Il governo vuole sforbiciare il Reddito di cittadinanza agli occupabili, che in realtà su 3,6 milioni di persone sono appena 660mila.
“E quando si dice occupabili non si parla di bocconiani o di laureati alla Luiss ma di persone quasi tutte al limite della scolarità, analfabeti di ritorno, da anni magari privi di occupazione. Sono persone in realtà poco occupabili. Meloni vuole mantenere il sussidio a chi è inabile al lavoro ma non dice nulla dei lavoratori poveri che hanno un’integrazione salariale dal Reddito e non si pone il problema di come possano campare quanti sono occupabili ma in attesa di trovare un lavoro. Cosa faranno mentre cercano e non trovano? Moriranno di fame oppure andranno a rubare o diventeranno manovalanza per la mafia: questi i rischi”.
Meloni ha definito il salario minimo uno specchietto per le allodole.

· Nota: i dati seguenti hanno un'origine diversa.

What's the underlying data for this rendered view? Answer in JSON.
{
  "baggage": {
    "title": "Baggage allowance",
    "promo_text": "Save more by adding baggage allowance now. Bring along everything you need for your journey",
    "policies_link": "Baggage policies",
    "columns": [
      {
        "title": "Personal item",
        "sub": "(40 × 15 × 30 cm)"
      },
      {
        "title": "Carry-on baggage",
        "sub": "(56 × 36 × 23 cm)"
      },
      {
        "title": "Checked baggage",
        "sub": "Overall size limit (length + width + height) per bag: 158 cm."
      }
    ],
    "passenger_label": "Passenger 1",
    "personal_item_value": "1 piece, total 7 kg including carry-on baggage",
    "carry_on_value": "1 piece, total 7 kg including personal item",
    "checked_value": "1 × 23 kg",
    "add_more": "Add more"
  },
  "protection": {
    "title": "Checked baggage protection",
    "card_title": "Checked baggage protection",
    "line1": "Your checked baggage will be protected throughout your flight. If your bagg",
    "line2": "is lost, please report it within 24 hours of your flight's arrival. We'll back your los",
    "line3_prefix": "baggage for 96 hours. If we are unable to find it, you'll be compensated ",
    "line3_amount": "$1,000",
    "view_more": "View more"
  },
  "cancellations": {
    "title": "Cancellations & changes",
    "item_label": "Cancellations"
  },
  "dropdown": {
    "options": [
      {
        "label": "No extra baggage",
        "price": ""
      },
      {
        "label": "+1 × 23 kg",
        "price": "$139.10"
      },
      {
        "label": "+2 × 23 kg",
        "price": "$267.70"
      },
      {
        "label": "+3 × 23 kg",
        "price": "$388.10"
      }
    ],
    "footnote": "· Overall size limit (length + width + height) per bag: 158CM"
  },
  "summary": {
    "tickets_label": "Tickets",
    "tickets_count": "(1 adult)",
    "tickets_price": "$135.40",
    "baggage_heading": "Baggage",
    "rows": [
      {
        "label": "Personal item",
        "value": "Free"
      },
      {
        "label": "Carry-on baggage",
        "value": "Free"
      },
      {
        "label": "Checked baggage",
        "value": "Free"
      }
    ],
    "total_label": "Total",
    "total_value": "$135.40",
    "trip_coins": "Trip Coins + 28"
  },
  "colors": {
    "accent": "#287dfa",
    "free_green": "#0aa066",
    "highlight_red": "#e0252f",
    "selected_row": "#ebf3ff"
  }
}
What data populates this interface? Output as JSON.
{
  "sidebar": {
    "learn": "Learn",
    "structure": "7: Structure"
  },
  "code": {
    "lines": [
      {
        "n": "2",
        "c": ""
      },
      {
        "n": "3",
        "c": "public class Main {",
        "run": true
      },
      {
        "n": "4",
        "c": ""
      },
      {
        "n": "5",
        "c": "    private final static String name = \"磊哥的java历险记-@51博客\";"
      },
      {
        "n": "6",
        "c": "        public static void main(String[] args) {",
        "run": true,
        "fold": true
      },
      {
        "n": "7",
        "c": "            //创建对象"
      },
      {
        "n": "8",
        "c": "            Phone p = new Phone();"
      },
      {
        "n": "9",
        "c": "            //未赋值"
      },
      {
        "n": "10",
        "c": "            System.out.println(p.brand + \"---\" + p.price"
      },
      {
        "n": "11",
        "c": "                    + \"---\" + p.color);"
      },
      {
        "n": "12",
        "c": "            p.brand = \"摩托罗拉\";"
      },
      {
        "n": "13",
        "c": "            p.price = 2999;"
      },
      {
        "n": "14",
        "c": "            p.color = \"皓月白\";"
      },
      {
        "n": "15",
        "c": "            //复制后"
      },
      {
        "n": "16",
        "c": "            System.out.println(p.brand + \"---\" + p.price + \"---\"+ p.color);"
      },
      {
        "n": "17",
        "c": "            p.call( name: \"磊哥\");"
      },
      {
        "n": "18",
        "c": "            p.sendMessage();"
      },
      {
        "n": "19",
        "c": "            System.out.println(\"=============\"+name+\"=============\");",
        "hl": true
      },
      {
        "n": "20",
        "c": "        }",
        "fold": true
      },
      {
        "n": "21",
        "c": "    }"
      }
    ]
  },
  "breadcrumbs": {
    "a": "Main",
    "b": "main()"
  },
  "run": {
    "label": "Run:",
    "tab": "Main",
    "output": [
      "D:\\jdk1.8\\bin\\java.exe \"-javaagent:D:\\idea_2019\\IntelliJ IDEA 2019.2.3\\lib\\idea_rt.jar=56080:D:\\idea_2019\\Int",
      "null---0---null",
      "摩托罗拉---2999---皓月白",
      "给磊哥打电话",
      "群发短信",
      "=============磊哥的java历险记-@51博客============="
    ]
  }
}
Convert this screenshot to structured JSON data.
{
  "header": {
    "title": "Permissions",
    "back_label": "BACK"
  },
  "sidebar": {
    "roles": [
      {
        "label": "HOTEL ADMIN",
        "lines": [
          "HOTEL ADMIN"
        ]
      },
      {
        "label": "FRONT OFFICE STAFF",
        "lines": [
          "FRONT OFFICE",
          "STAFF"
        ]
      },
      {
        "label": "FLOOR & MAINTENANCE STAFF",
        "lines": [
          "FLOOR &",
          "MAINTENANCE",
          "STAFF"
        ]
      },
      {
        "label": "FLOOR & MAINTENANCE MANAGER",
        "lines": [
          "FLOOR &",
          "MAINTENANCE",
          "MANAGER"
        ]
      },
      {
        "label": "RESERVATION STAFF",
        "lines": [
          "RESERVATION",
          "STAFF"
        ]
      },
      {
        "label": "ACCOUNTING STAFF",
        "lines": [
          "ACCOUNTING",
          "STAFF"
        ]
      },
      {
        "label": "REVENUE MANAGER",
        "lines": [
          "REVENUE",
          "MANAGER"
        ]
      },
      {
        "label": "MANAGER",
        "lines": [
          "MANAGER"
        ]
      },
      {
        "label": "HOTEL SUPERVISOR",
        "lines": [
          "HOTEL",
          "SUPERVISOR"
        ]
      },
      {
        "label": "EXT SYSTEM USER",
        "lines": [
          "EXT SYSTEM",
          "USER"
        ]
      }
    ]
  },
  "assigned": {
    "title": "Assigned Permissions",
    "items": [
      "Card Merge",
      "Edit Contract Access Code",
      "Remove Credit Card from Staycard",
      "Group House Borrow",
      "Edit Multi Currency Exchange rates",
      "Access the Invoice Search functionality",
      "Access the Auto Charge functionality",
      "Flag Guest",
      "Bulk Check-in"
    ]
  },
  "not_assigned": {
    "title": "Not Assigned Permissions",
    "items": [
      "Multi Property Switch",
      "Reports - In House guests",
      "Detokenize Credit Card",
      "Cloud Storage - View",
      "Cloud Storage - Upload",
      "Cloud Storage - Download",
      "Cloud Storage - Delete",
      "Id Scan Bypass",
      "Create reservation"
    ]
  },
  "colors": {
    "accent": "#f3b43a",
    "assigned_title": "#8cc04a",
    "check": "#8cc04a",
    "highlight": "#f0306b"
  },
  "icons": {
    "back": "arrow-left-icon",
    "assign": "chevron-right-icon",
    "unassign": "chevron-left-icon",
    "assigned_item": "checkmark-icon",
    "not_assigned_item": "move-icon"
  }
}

“Non ci dobbiamo meravigliare. Fa cose di destra così come aveva annunciato. Diventerà una vera e propria fascista. Come Bolsonaro in Brasile”.
Ci dobbiamo dunque aspettare uno smantellamento del welfare?
“Non ho il minimo dubbio. Eppure Meloni teoricamente sarebbe statalista come tutti i regimi autoritari che fanno il welfare per tenere buone le masse, diversamente da Salvini e Berlusconi che sono neoliberisti. E invece le cose che sta facendo Meloni sono più neoliberiste di quanto di potesse immaginare. Quando avrà bisogno di soldi non avrà nessuno scrupolo a smantellare il welfare”.
È immaginabile che le opposizioni riescano a convergere in un fronte unitario?
“Ogni opposizione dovrebbe procedere per la sua strada. Il Pd dovrebbe curare il suo elettorato borghese. Meglio che i borghesi votino Pd che non la Meloni. Il M5S dovrebbe curare l’elettorato proletario. Mentre De Magistris e gli altri dovrebbero parlare alla sinistra più radicale e più movimentista. Come ci sono tre destre ci vorrebbero tre sinistre che poi si presentassero alle elezioni unite. Ma andare ognuno per la sua strada significa studiare, elaborare un modello di società proponibile e farsi carico di quei 14 milioni di poveri che non sembrano interessare più a nessuno”.